Da questi punti programmatici nasce l’idea di fondare una controcultura che si opponga alla cultura dominante, o non-cultura berlusconiana, ben più pericolosa perché sopravviverà all’uomo Berlusconi. E solo con queste premesse, è possibile parlare di partiti, quali e quanti, di consenso, di leadership.
Lo Stato alleato
La maturità dell’Italiano elettore e della sua vita democratica è solo sospesa, non cancellata. Non ancora, almeno. La sua formazione può riprendere, ma a patto che lo Stato cominci a comportarsi da alleato e non da elemento ostile. Ricucire il rapporto tra Stato e cittadino significa anche molte altre cose, di cui qui non v’è cenno, quali per esempio rivedere il rapporto tra cittadini e Polizia, radicalmente compromesso dopo il G8, o fermare lo scempio della scuola e dell’ambiente. Al centro di questa rifondazione non può esserci che un vero ricambio della classe politica – quanti anni ci vogliono? – che imposti e risolva la questione dell’incompatibilità delle cariche, della trasparenza delle organizzazioni partitiche, degli stipendi di deputati e senatori e, finalmente, proponga una legge elettorale non orientata al bipolarismo, che in Italia non si può fare e non è cosa da fare.

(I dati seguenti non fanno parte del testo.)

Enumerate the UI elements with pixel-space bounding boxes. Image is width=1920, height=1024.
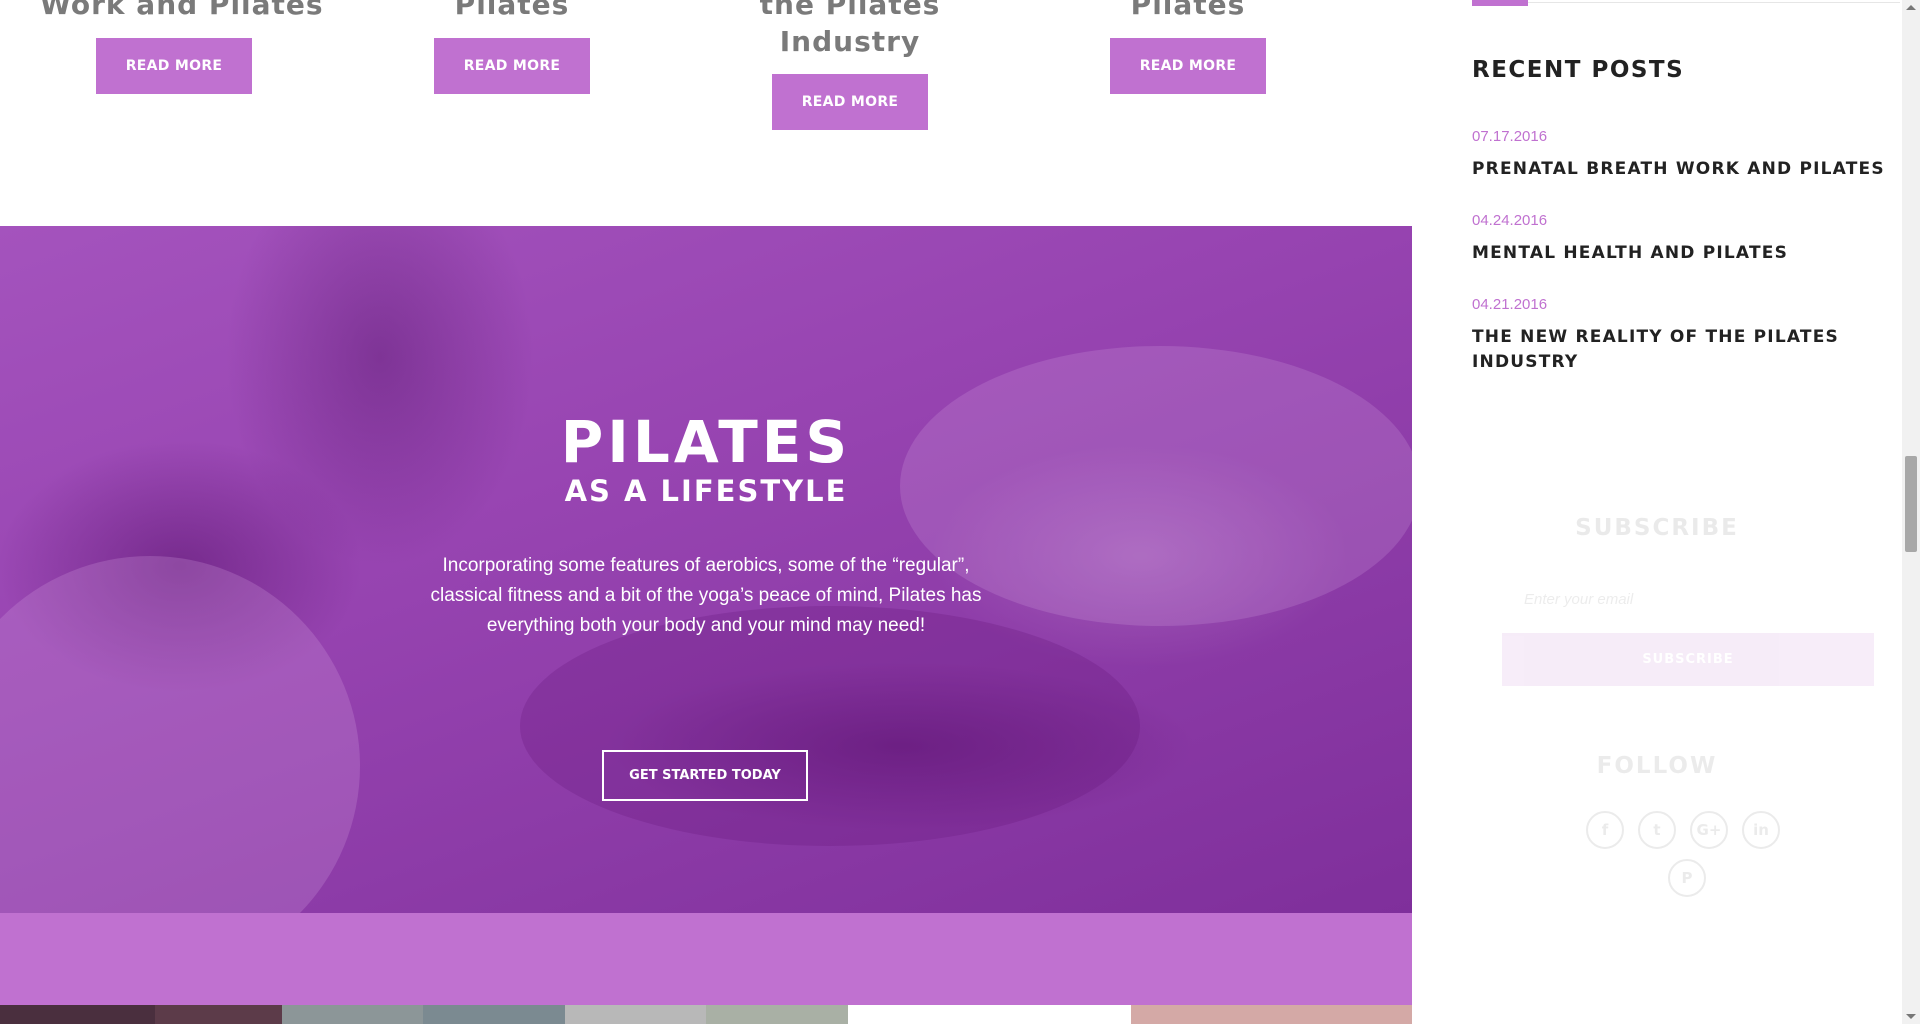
post-title-line: Work and Pilates <box>40 0 324 21</box>
recent-post-date: 07.17.2016 <box>1472 128 1548 145</box>
scrollbar-thumb[interactable] <box>1905 456 1917 552</box>
read-more-button[interactable]: READ MORE <box>1110 38 1266 94</box>
post-title-line: Industry <box>779 25 921 58</box>
recent-posts-heading: RECENT POSTS <box>1472 57 1685 83</box>
recent-post-title[interactable]: THE NEW REALITY OF THE PILATES INDUSTRY <box>1472 325 1892 375</box>
subscribe-button[interactable]: SUBSCRIBE <box>1502 633 1874 686</box>
gallery-thumbnail[interactable] <box>155 1005 282 1024</box>
gallery-thumbnail[interactable] <box>565 1005 706 1024</box>
hero-background-photo <box>0 556 360 913</box>
hero-banner: PILATES AS A LIFESTYLE Incorporating som… <box>0 226 1412 913</box>
recent-post-date: 04.21.2016 <box>1472 296 1548 313</box>
read-more-button[interactable]: READ MORE <box>434 38 590 94</box>
gallery-thumbnail[interactable] <box>1131 1005 1412 1024</box>
hero-subtitle: AS A LIFESTYLE <box>564 474 848 508</box>
scroll-down-icon[interactable] <box>1906 1014 1916 1019</box>
post-title[interactable]: Work and Pilates <box>40 0 323 23</box>
post-card-4: Pilates READ MORE <box>1054 0 1322 94</box>
hero-background-photo <box>520 606 1140 846</box>
facebook-icon[interactable]: f <box>1586 811 1624 849</box>
post-card-1: Work and Pilates READ MORE <box>40 0 323 94</box>
gallery-thumbnail[interactable] <box>282 1005 423 1024</box>
main-content: Work and Pilates READ MORE Pilates READ … <box>0 0 1412 1024</box>
divider <box>1528 2 1900 3</box>
sidebar: RECENT POSTS 07.17.2016 PRENATAL BREATH … <box>1412 0 1906 1024</box>
get-started-button[interactable]: GET STARTED TODAY <box>602 750 808 801</box>
heading-accent-bar <box>1472 0 1528 6</box>
read-more-button[interactable]: READ MORE <box>96 38 252 94</box>
recent-post-date: 04.24.2016 <box>1472 212 1548 229</box>
post-title[interactable]: Pilates <box>1054 0 1322 23</box>
scrollbar[interactable] <box>1902 0 1920 1024</box>
pinterest-icon[interactable]: P <box>1668 859 1706 897</box>
subscribe-heading: SUBSCRIBE <box>1575 515 1739 541</box>
hero-title: PILATES <box>560 408 852 476</box>
scroll-up-icon[interactable] <box>1906 5 1916 10</box>
post-title-line: the Pilates <box>759 0 941 21</box>
gallery-thumbnail[interactable] <box>848 1005 1131 1024</box>
recent-post-title[interactable]: MENTAL HEALTH AND PILATES <box>1472 241 1892 266</box>
gallery-thumbnail[interactable] <box>423 1005 565 1024</box>
hero-description: Incorporating some features of aerobics,… <box>430 555 982 636</box>
post-title-line: Pilates <box>1130 0 1246 21</box>
follow-heading: FOLLOW <box>1596 753 1718 779</box>
post-title[interactable]: the Pilates Industry <box>716 0 984 60</box>
post-title-line: Pilates <box>454 0 570 21</box>
google-plus-icon[interactable]: G+ <box>1690 811 1728 849</box>
instagram-gallery <box>0 1005 1412 1024</box>
email-field[interactable] <box>1522 582 1906 616</box>
gallery-thumbnail[interactable] <box>0 1005 155 1024</box>
post-title[interactable]: Pilates <box>378 0 646 23</box>
linkedin-icon[interactable]: in <box>1742 811 1780 849</box>
recent-post-title[interactable]: PRENATAL BREATH WORK AND PILATES <box>1472 157 1892 182</box>
post-card-2: Pilates READ MORE <box>378 0 646 94</box>
read-more-button[interactable]: READ MORE <box>772 74 928 130</box>
post-card-3: the Pilates Industry READ MORE <box>716 0 984 130</box>
twitter-icon[interactable]: t <box>1638 811 1676 849</box>
gallery-thumbnail[interactable] <box>706 1005 848 1024</box>
purple-band <box>0 913 1412 1005</box>
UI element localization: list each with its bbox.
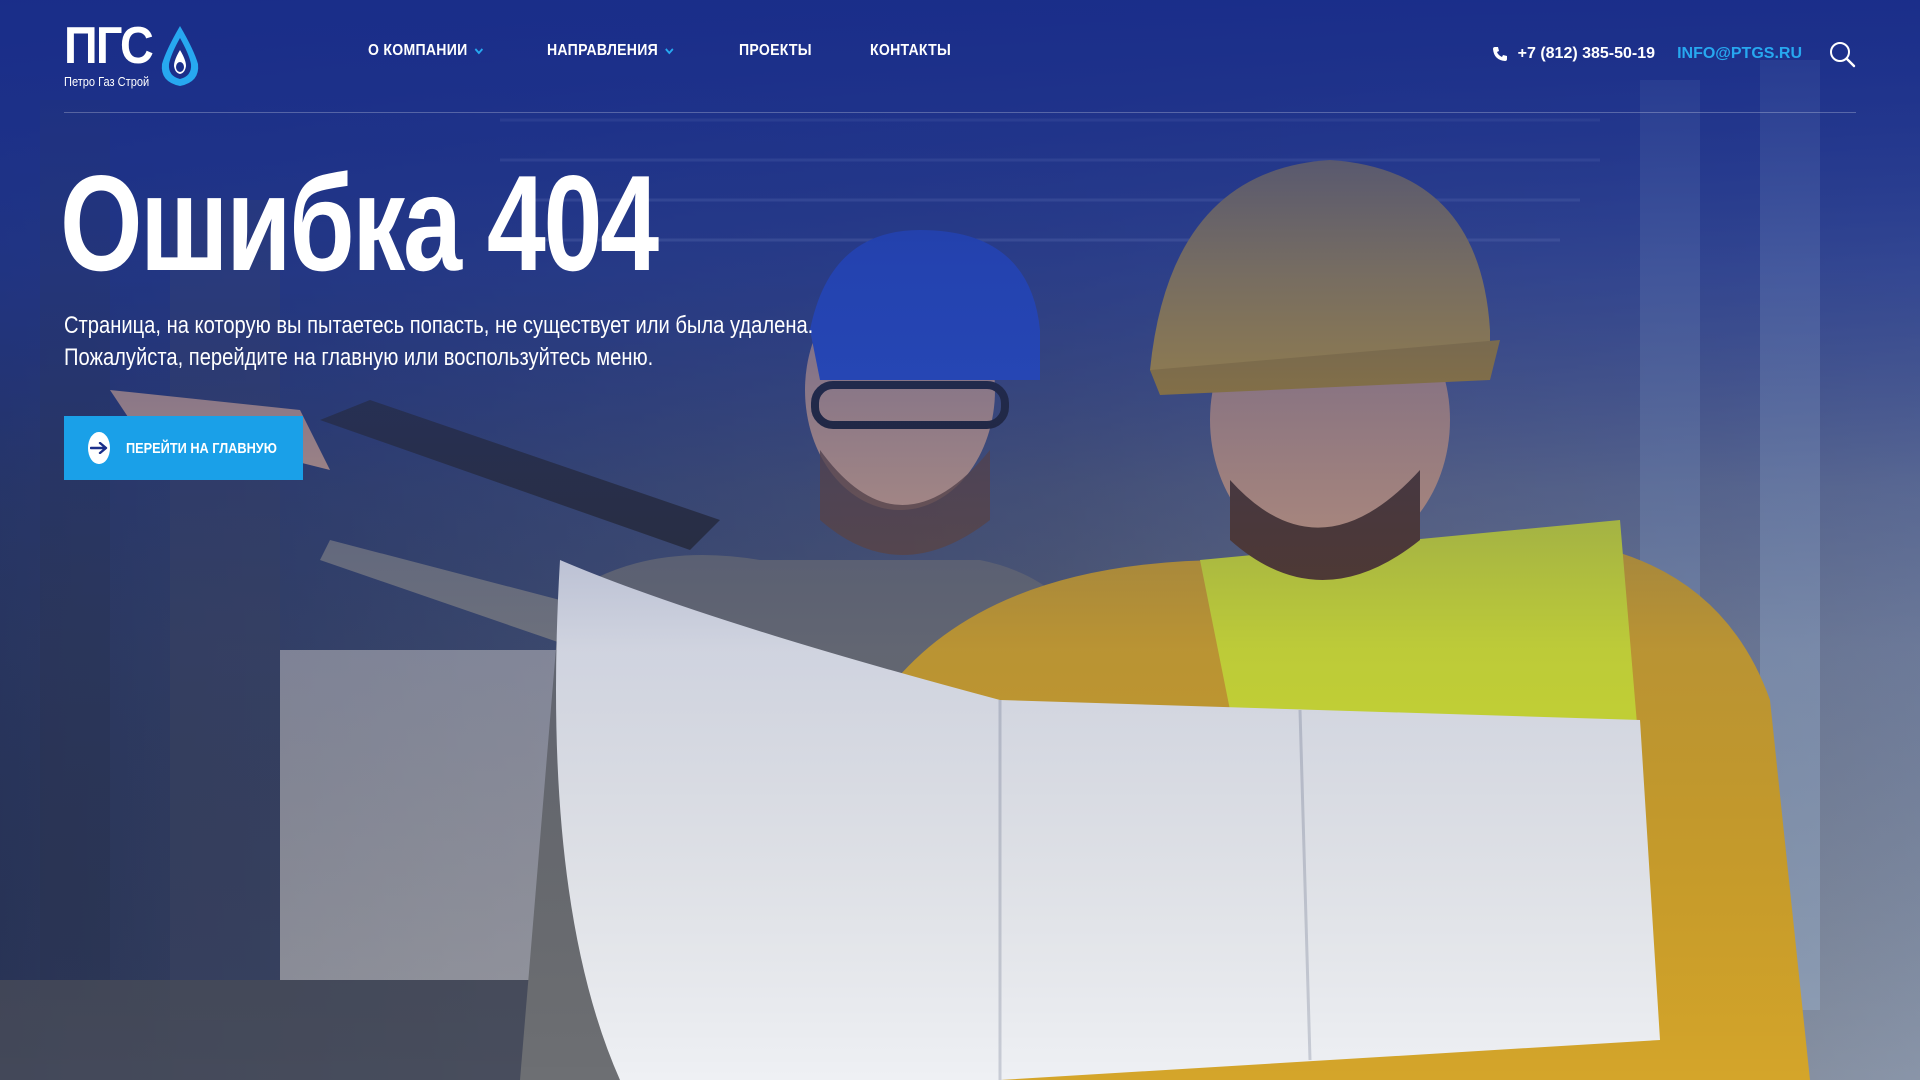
logo-text: ПГС xyxy=(64,17,154,75)
search-icon[interactable] xyxy=(1828,40,1856,68)
email-link[interactable]: INFO@PTGS.RU xyxy=(1677,45,1802,63)
page-title: Ошибка 404 xyxy=(60,147,659,299)
error-description: Страница, на которую вы пытаетесь попаст… xyxy=(64,312,814,371)
nav-item-label: НАПРАВЛЕНИЯ xyxy=(547,42,659,59)
nav-item-label: КОНТАКТЫ xyxy=(869,42,952,59)
go-home-button[interactable]: ПЕРЕЙТИ НА ГЛАВНУЮ xyxy=(64,416,303,480)
phone-icon xyxy=(1492,47,1507,61)
nav-item-projects[interactable]: ПРОЕКТЫ xyxy=(739,42,812,60)
chevron-down-icon xyxy=(665,48,674,55)
arrow-right-icon xyxy=(88,432,110,464)
page: ПГС Петро Газ Строй О КОМПАНИИ НАПРАВЛЕН… xyxy=(0,0,1920,1080)
nav-item-directions[interactable]: НАПРАВЛЕНИЯ xyxy=(547,42,674,60)
nav-item-label: О КОМПАНИИ xyxy=(368,42,468,59)
nav-item-label: ПРОЕКТЫ xyxy=(739,42,813,59)
main-nav: О КОМПАНИИ НАПРАВЛЕНИЯ ПРОЕКТЫ КОНТАКТЫ xyxy=(368,42,1010,60)
logo-subtitle: Петро Газ Строй xyxy=(64,74,150,89)
go-home-button-label: ПЕРЕЙТИ НА ГЛАВНУЮ xyxy=(125,439,277,457)
logo[interactable]: ПГС Петро Газ Строй xyxy=(64,20,214,90)
phone-number: +7 (812) 385-50-19 xyxy=(1517,45,1656,62)
chevron-down-icon xyxy=(474,48,484,55)
nav-item-contacts[interactable]: КОНТАКТЫ xyxy=(870,42,951,60)
phone-link[interactable]: +7 (812) 385-50-19 xyxy=(1492,45,1655,63)
header-contacts: +7 (812) 385-50-19 INFO@PTGS.RU xyxy=(1492,40,1856,68)
site-header: ПГС Петро Газ Строй О КОМПАНИИ НАПРАВЛЕН… xyxy=(64,0,1856,113)
nav-item-about[interactable]: О КОМПАНИИ xyxy=(368,42,484,60)
flame-drop-icon xyxy=(161,26,199,86)
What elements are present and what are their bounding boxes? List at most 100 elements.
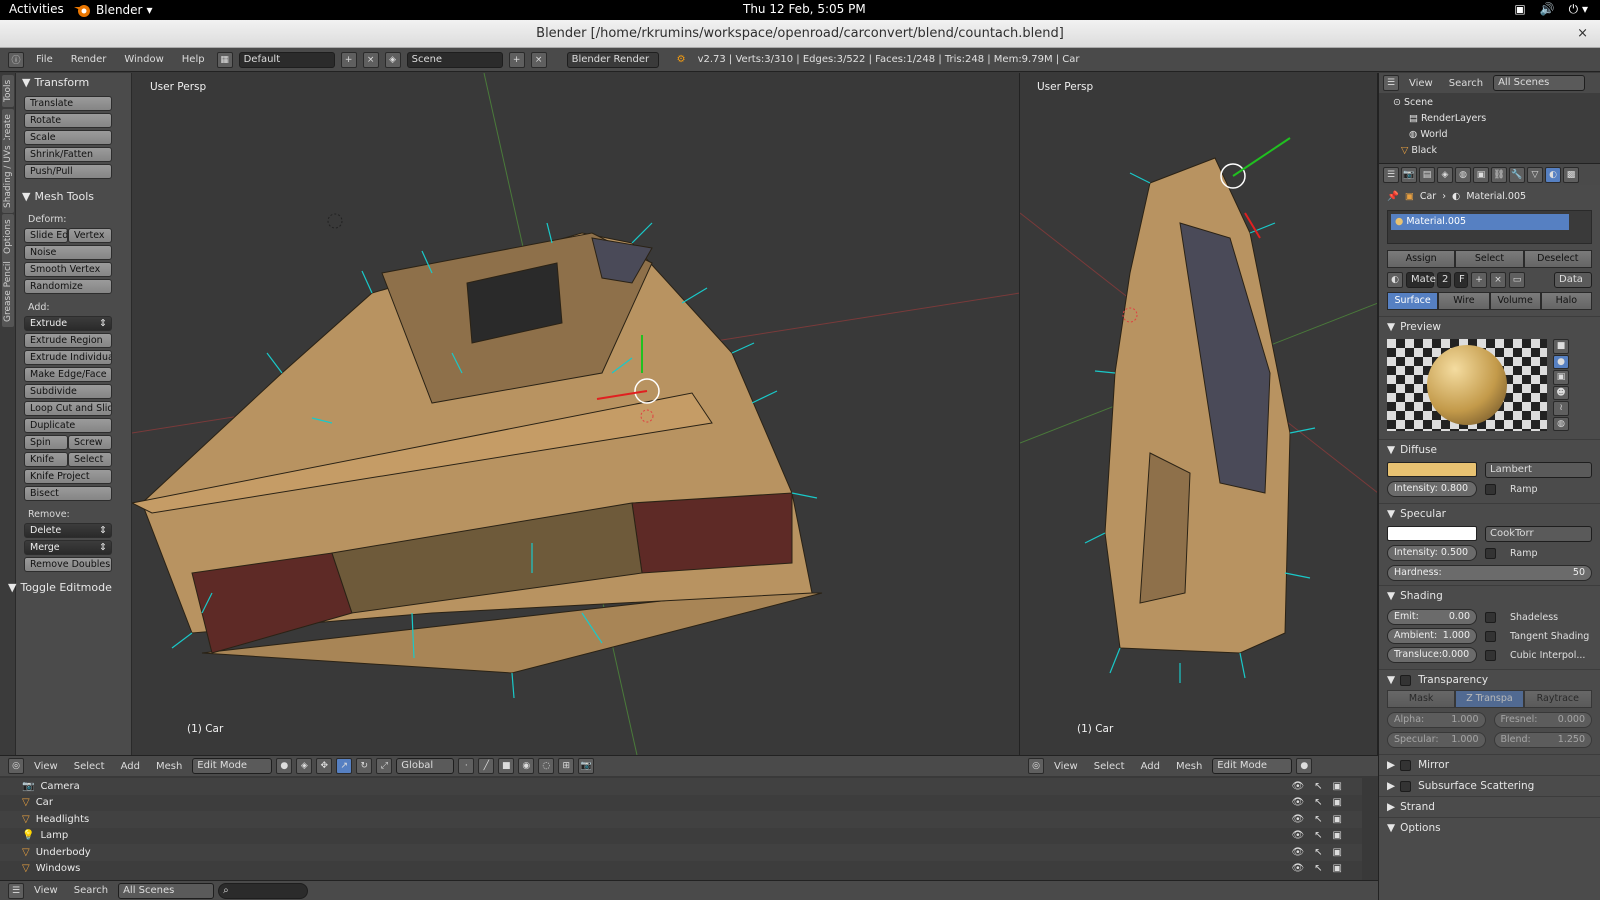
eye-icon[interactable]: 👁 bbox=[1291, 814, 1304, 825]
translate-button[interactable]: Translate bbox=[24, 96, 112, 111]
proportional-icon[interactable]: ◌ bbox=[538, 758, 555, 774]
transform-panel-header[interactable]: ▼ Transform bbox=[16, 73, 131, 92]
assign-button[interactable]: Assign bbox=[1387, 250, 1456, 268]
menu-mesh[interactable]: Mesh bbox=[1170, 761, 1208, 772]
select-button[interactable]: Select bbox=[1455, 250, 1524, 268]
knife-select-button[interactable]: Select bbox=[68, 452, 112, 467]
editor-type-icon[interactable]: ☰ bbox=[1383, 166, 1399, 183]
menu-add[interactable]: Add bbox=[1135, 761, 1166, 772]
render-tab-icon[interactable]: 📷 bbox=[1401, 166, 1417, 183]
preview-panel-header[interactable]: ▼ Preview bbox=[1379, 316, 1600, 337]
noise-button[interactable]: Noise bbox=[24, 245, 112, 260]
outliner-item-black[interactable]: ▽ Black bbox=[1393, 143, 1600, 159]
system-tray[interactable]: ▣ 🔊 ⏻ ▾ bbox=[1514, 2, 1588, 17]
sss-panel-header[interactable]: ▶ Subsurface Scattering bbox=[1379, 775, 1600, 796]
deselect-button[interactable]: Deselect bbox=[1523, 250, 1592, 268]
eye-icon[interactable]: 👁 bbox=[1291, 797, 1304, 808]
mode-select[interactable]: Edit Mode bbox=[192, 758, 273, 774]
cursor-icon[interactable]: ↖ bbox=[1314, 797, 1322, 808]
alpha-field[interactable]: Alpha: 1.000 bbox=[1387, 712, 1486, 728]
emit-field[interactable]: Emit: 0.00 bbox=[1387, 609, 1477, 625]
viewport-shading-icon[interactable]: ● bbox=[276, 758, 293, 774]
mesh-tools-panel-header[interactable]: ▼ Mesh Tools bbox=[16, 187, 131, 206]
menu-view[interactable]: View bbox=[1048, 761, 1084, 772]
preview-cube-icon[interactable]: ▣ bbox=[1553, 370, 1569, 385]
diffuse-color-swatch[interactable] bbox=[1387, 462, 1477, 477]
diffuse-intensity-field[interactable]: Intensity: 0.800 bbox=[1387, 481, 1477, 497]
fresnel-field[interactable]: Fresnel: 0.000 bbox=[1493, 712, 1592, 728]
diffuse-ramp-checkbox[interactable] bbox=[1485, 483, 1496, 495]
viewport-left[interactable]: User Persp (1) Car bbox=[132, 73, 1020, 755]
cursor-icon[interactable]: ↖ bbox=[1314, 814, 1322, 825]
specular-intensity-field[interactable]: Intensity: 0.500 bbox=[1387, 545, 1477, 561]
rotate-manip-icon[interactable]: ↻ bbox=[356, 758, 373, 774]
outliner-item-camera[interactable]: 📷 Camera 👁 ↖ ▣ bbox=[0, 778, 1362, 795]
mesh-side-viewport-canvas[interactable] bbox=[1020, 73, 1378, 755]
transparency-panel-header[interactable]: ▼ Transparency bbox=[1379, 669, 1600, 690]
diffuse-shader-select[interactable]: Lambert bbox=[1485, 462, 1592, 478]
clock[interactable]: Thu 12 Feb, 5:05 PM bbox=[743, 2, 866, 16]
specular-shader-select[interactable]: CookTorr bbox=[1485, 526, 1592, 542]
preview-flat-icon[interactable]: ■ bbox=[1553, 339, 1569, 354]
render-icon[interactable]: 📷 bbox=[578, 758, 595, 774]
mesh-viewport-canvas[interactable] bbox=[132, 73, 1020, 755]
orientation-select[interactable]: Global bbox=[396, 758, 455, 774]
menu-view[interactable]: View bbox=[1403, 78, 1439, 89]
cursor-icon[interactable]: ↖ bbox=[1314, 781, 1322, 792]
translate-manip-icon[interactable]: ↗ bbox=[336, 758, 353, 774]
layout-field[interactable]: Default bbox=[238, 51, 335, 68]
mask-button[interactable]: Mask bbox=[1387, 690, 1456, 708]
render-icon[interactable]: ▣ bbox=[1333, 781, 1342, 792]
menu-add[interactable]: Add bbox=[115, 761, 146, 772]
shadeless-checkbox[interactable] bbox=[1485, 611, 1496, 623]
display-mode-select[interactable]: All Scenes bbox=[118, 882, 215, 899]
editor-type-icon[interactable]: ☰ bbox=[1383, 75, 1399, 91]
eye-icon[interactable]: 👁 bbox=[1291, 781, 1304, 792]
screw-button[interactable]: Screw bbox=[68, 435, 112, 450]
hardness-field[interactable]: Hardness: 50 bbox=[1387, 565, 1592, 581]
world-tab-icon[interactable]: ◍ bbox=[1455, 166, 1471, 183]
duplicate-button[interactable]: Duplicate bbox=[24, 418, 112, 433]
close-icon[interactable]: × bbox=[1577, 20, 1588, 48]
texture-tab-icon[interactable]: ▩ bbox=[1563, 166, 1579, 183]
layout-icon[interactable]: ▦ bbox=[216, 51, 233, 68]
tab-grease-pencil[interactable]: Grease Pencil bbox=[2, 256, 14, 327]
viewport-shading-icon[interactable]: ● bbox=[1296, 758, 1313, 774]
occlude-icon[interactable]: ◉ bbox=[518, 758, 535, 774]
copy-icon[interactable]: ▭ bbox=[1509, 272, 1525, 288]
menu-window[interactable]: Window bbox=[118, 54, 169, 65]
scene-field[interactable]: Scene bbox=[406, 51, 503, 68]
eye-icon[interactable]: 👁 bbox=[1291, 847, 1304, 858]
add-layout-icon[interactable]: + bbox=[340, 51, 357, 68]
users-count[interactable]: 2 bbox=[1437, 272, 1451, 288]
menu-render[interactable]: Render bbox=[65, 54, 113, 65]
randomize-button[interactable]: Randomize bbox=[24, 279, 112, 294]
tab-shading-uvs[interactable]: Shading / UVs bbox=[2, 140, 14, 213]
volume-icon[interactable]: 🔊 bbox=[1540, 2, 1555, 17]
menu-file[interactable]: File bbox=[30, 54, 59, 65]
layers-tab-icon[interactable]: ▤ bbox=[1419, 166, 1435, 183]
blend-field[interactable]: Blend: 1.250 bbox=[1493, 732, 1592, 748]
material-tab-icon[interactable]: ◐ bbox=[1545, 166, 1561, 183]
rotate-button[interactable]: Rotate bbox=[24, 113, 112, 128]
knife-button[interactable]: Knife bbox=[24, 452, 68, 467]
tab-surface[interactable]: Surface bbox=[1387, 292, 1439, 310]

Essere tra i padri ricostruttori dello Stato alleato come antitesi dello Stato ostile berlusconiano, invertire la tendenza in favore della crescita culturale del sistema Paese, è un’autentica rivoluzione. A questa rivoluzione può aspirare solo una sinistra consapevole di cosa è il berlusconismo e di come si combatte. Capace di sostenere una battaglia culturale e politica di lungo respiro, inclusiva nei confronti di liste civiche, movimenti, intellettuali, società civili. In questo quadro, certo, è importante valutare la scelta di uno o più leader in area progressista, ma la questione sembra essere di lunga sopravvalutata. La reale dimensione di una leadership si valuta solo nel tempo, e parrebbe fin troppo banale e semplicistico dire che non è la singola persona che ne determina il risultato. Il ruolo del leader è quello del moltiplicatore del consenso, della rappresentanza visiva, dell’agente primo del processo di trasformazione. Il parlante del nuovo linguaggio: chiaro, deciso, pronto a dibattere. Se anche carismatico, ben venga.
Non si vedono ora leader che mostrino di possedere queste consapevolezze, e di guadagnare autorevolezza con le loro argomentazioni. Se sia il momento storico o la confusione delle forze progressiste a impedirne la nascita, non è dato di sapere. Del resto, l’Italiano siamo tutti noi, elettori immaturi e disorientati: nel riprendere la nostra formazione alla democrazia, chi lo sa, potrebbe accadere di incontrare nuovi leader, nuovi agenti del cambiamento, nuovi moltiplicatori del consenso. Il cammino è lungo: che la Sinistra sia con noi.